What I do is for every pixel I project pixel to image plane, then backproject it according to depth distance captured by depth sensor and it gives me the xyz in depth sensor coordinate frame. now it is needed to transform this coordinate to global coordinate system. to do so I get camera coordinate from unity by cam_pose = Camera.main.transform
and in the other hand saved depth sensor extrinsic matrix.
From these two matrices I create a depth_to_world = cam_pose @ inv(extrinsic)
. Now for every xyz on depth I perform global_xyz = depth_to_world @ xyz
to get point in real world. Problem is it return a point with 10-15 cm error. What am I doing wrong? (code is in python)
x = self.us[Depth_i, Depth_j] # projection from pixels to image plane
y = self.vs[Depth_i, Depth_j] # projection from pixels to image plane
D = distance_img[Depth_i, Depth_j] #distance_img is depth image
distance = 1000*float(D) / np.sqrt(x * x + y * y + 1) #distance according to spherical image plane D is in millimeter
depth_to_world = cam_pose @ np.linalg.inv(Constants.camera_extrinsic)
X = (np.array([x * distance, y * distance, 1.0 * distance, 1])).reshape(4, 1)

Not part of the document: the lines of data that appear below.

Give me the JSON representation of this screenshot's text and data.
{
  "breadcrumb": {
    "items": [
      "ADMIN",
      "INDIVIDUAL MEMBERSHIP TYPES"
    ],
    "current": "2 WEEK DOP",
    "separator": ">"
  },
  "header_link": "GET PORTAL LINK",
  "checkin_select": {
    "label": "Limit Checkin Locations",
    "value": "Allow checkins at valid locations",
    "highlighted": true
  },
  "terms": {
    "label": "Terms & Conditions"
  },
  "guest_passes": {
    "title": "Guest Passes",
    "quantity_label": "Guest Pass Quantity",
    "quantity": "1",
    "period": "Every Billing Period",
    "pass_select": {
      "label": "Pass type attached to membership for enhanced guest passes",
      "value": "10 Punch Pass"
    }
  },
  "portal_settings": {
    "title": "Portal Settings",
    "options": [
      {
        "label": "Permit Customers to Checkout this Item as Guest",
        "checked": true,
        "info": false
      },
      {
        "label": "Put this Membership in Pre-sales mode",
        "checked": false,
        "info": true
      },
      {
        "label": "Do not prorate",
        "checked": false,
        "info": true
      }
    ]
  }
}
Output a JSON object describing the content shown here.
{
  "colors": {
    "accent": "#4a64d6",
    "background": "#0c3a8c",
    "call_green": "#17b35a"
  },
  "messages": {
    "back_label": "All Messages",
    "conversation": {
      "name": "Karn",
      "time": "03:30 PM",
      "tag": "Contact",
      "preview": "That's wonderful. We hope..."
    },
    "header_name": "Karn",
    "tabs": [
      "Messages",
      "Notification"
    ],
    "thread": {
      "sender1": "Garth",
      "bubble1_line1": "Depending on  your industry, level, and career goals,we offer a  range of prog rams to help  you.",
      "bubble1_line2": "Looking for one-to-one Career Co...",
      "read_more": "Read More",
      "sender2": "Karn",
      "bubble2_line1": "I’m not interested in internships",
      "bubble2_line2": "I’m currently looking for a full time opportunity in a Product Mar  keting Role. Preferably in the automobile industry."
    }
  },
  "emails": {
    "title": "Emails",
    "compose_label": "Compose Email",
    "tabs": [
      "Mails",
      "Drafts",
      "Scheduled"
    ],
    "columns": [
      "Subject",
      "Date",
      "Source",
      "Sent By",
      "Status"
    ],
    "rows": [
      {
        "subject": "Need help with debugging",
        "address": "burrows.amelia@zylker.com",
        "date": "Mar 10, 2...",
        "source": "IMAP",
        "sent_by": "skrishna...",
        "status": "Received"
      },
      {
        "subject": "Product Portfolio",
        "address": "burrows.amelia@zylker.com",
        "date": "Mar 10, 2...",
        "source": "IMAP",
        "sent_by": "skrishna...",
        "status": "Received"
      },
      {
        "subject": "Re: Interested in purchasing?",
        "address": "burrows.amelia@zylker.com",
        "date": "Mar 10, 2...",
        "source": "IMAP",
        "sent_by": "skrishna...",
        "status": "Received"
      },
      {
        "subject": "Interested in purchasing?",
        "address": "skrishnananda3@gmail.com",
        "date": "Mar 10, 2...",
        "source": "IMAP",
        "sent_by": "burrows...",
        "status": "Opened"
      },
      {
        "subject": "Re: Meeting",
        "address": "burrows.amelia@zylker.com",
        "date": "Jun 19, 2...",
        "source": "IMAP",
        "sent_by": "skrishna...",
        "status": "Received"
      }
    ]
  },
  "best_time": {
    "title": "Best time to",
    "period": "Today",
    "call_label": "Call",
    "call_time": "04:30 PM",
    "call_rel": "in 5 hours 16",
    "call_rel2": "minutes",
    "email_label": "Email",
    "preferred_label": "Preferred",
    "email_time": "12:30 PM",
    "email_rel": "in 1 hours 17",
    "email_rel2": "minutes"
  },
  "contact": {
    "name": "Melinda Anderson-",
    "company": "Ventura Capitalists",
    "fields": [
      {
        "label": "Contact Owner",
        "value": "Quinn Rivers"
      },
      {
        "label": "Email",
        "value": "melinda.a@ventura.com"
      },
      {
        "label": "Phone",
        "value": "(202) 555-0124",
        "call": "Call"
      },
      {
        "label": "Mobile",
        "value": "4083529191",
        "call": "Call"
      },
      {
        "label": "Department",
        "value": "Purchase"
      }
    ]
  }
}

point = (depth_to_world @ X )[0:3, 0]
I got it! according to (https://github.com/petergu684/HoloLens2-ResearchMode-Unity) first I passed unity world origin to a winrt plugin, and depth_to_world was depth_to_world = inv(extrinsic) * cam_pose witch cam_pose is given by TryLocateAtTimeStamp. And other point is that unity coordinate is left handed (surprisingly!) so we should multiply a (-1) to z. (z <- -z) my depth_to_world transformation was near but not correct.